Lead: Monitoring

(asked on 19th May 2025) - View Source

Question to the Department for Environment, Food and Rural Affairs:

To ask the Secretary of State for Environment, Food and Rural Affairs, what (a) regulations and (b) testing are in place to monitor environmental lead.


Answered by
Emma Hardy Portrait
Emma Hardy
Parliamentary Under-Secretary (Department for Environment, Food and Rural Affairs)
This question was answered on 22nd May 2025

The Environment Agency routinely monitors water quality in surface waters. The legal basis for assessing whether substances are causing water pollution is set out in The Water Framework Directive (Standards and Classification) Directions (England and Wales) 2015. Lead is a priority substance. Many rivers polluted by lead are downstream of abandoned metal mines; the Government has set a statutory target to halve the 1,491kms of English rivers polluted by target metals (including lead) from these mines by 31st December 2038. The Government supports the Water & Abandoned Metal Mines Programme.

The main responsibility for dealing with terrestrial legacy lead contamination in England lies with local authorities under Part 2A of the Environmental Protection Act 1990. Deposition from sewage sludge spreading is controlled under the Sludge (Use in Agriculture) Regulations 1989.
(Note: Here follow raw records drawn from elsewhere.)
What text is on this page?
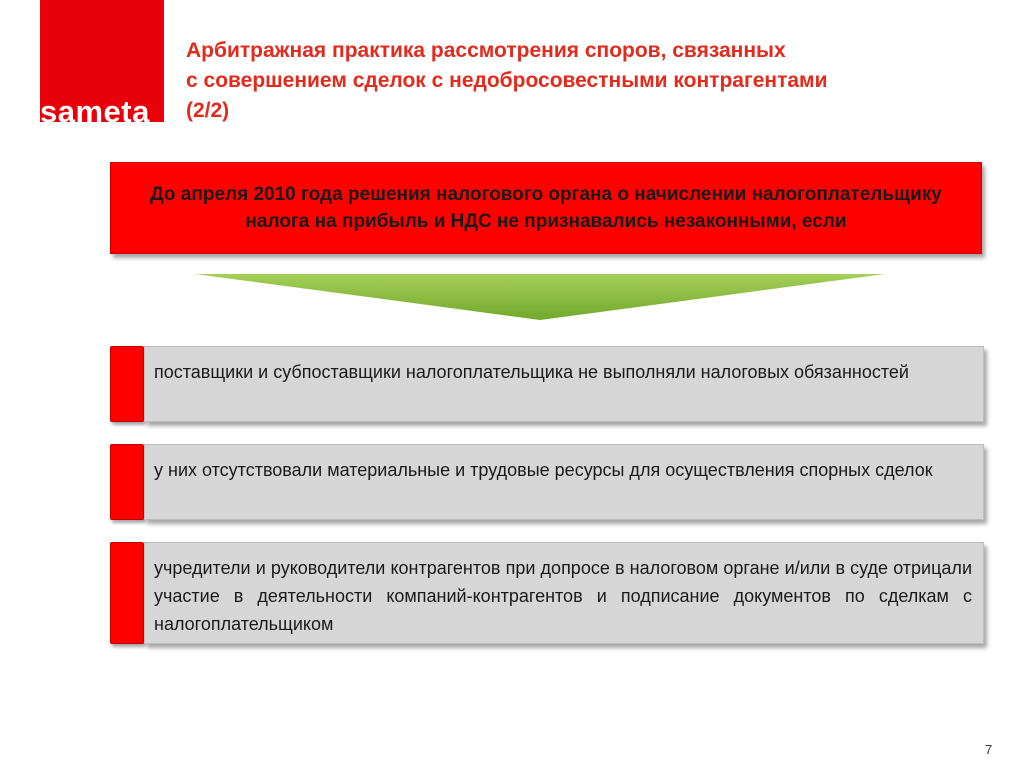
sameta
Арбитражная практика рассмотрения споров, связанных
с совершением сделок с недобросовестными контрагентами
(2/2)
До апреля 2010 года решения налогового органа о начислении налогоплательщику налога на прибыль и НДС не признавались незаконными, если
поставщики и субпоставщики налогоплательщика не выполняли налоговых обязанностей
у них отсутствовали материальные и трудовые ресурсы для осуществления спорных сделок
учредители и руководители контрагентов при допросе в налоговом органе и/или в суде отрицали участие в деятельности компаний-контрагентов и подписание документов по сделкам с налогоплательщиком
7
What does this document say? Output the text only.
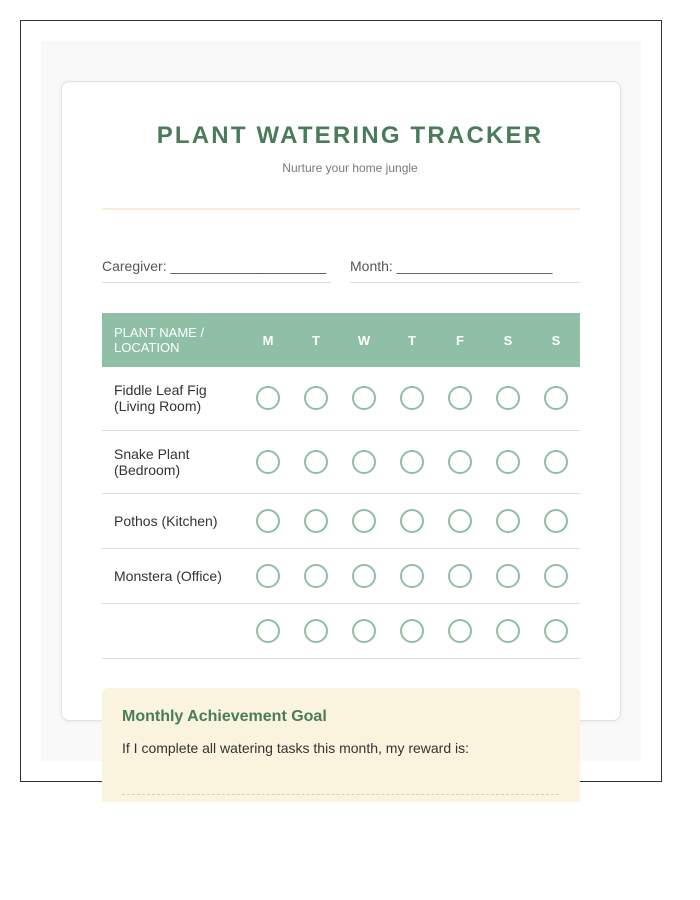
PLANT WATERING TRACKER
Nurture your home jungle
Caregiver: ____________________	Month: ____________________
PLANT NAME / LOCATION	M	T	W	T	F	S	S
Fiddle Leaf Fig (Living Room)							
Snake Plant (Bedroom)							
Pothos (Kitchen)							
Monstera (Office)							

Monthly Achievement Goal
If I complete all watering tasks this month, my reward is:
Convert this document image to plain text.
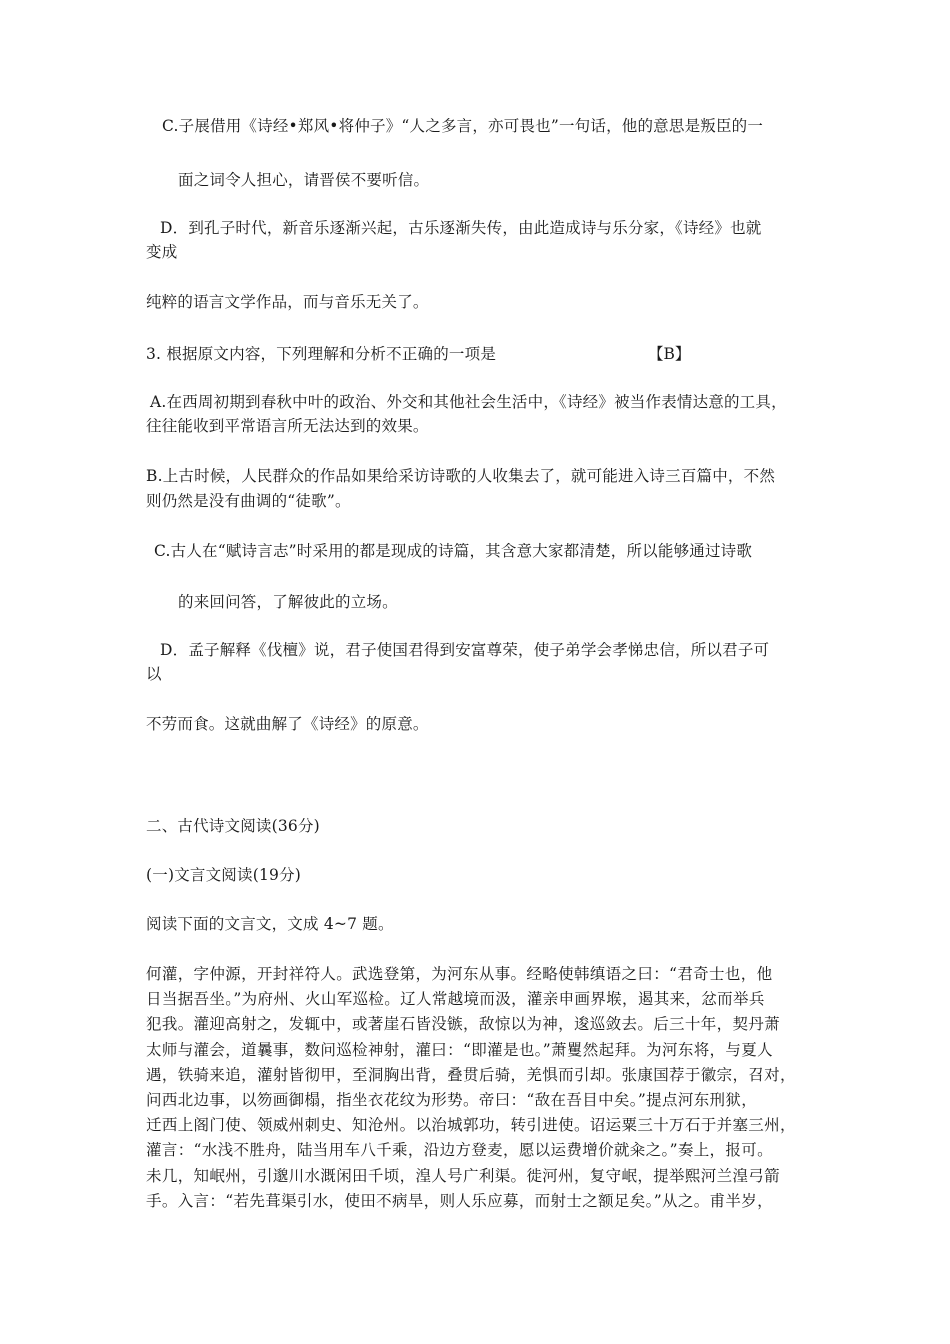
C.子展借用《诗经•郑风•将仲子》“人之多言，亦可畏也”一句话，他的意思是叛臣的一
面之词令人担心，请晋侯不要听信。
D．到孔子时代，新音乐逐渐兴起，古乐逐渐失传，由此造成诗与乐分家，《诗经》也就
变成
纯粹的语言文学作品，而与音乐无关了。
3. 根据原文内容，下列理解和分析不正确的一项是	【B】
A.在西周初期到春秋中叶的政治、外交和其他社会生活中，《诗经》被当作表情达意的工具，
往往能收到平常语言所无法达到的效果。
B.上古时候，人民群众的作品如果给采访诗歌的人收集去了，就可能进入诗三百篇中，不然
则仍然是没有曲调的“徒歌”。
C.古人在“赋诗言志”时采用的都是现成的诗篇，其含意大家都清楚，所以能够通过诗歌
的来回问答，了解彼此的立场。
D．孟子解释《伐檀》说，君子使国君得到安富尊荣，使子弟学会孝悌忠信，所以君子可
以
不劳而食。这就曲解了《诗经》的原意。
二、古代诗文阅读(36分)
(一)文言文阅读(19分)
阅读下面的文言文，文成 4~7 题。
何灌，字仲源，开封祥符人。武选登第，为河东从事。经略使韩缜语之曰：“君奇士也，他
日当据吾坐。”为府州、火山军巡检。辽人常越境而汲，灌亲申画界堠，遏其来，忿而举兵
犯我。灌迎高射之，发辄中，或著崖石皆没镞，敌惊以为神，逡巡敛去。后三十年，契丹萧
太师与灌会，道曩事，数问巡检神射，灌曰：“即灌是也。”萧矍然起拜。为河东将，与夏人
遇，铁骑来追，灌射皆彻甲，至洞胸出背，叠贯后骑，羌惧而引却。张康国荐于徽宗，召对，
问西北边事，以笏画御榻，指坐衣花纹为形势。帝曰：“敌在吾目中矣。”提点河东刑狱，
迁西上阁门使、领威州刺史、知沧州。以治城郭功，转引进使。诏运粟三十万石于并塞三州，
灌言：“水浅不胜舟，陆当用车八千乘，沿边方登麦，愿以运费增价就籴之。”奏上，报可。
未几，知岷州，引邈川水溉闲田千顷，湟人号广利渠。徙河州，复守岷，提举熙河兰湟弓箭
手。入言：“若先葺渠引水，使田不病旱，则人乐应募，而射士之额足矣。”从之。甫半岁，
Limit values for lead concentrations in ambient air are found in the Air Quality Standards Regulations (2010) and lead emissions to air are measured as part of the Heavy Metals Network and the Particle Concentrations and Numbers Network. Emissions of lead from industrial sources are also regulated under the Environmental Permitting Regime. The UK has been compliant with the Air Quality Standards Regulations (2010) limit values for lead since 2008.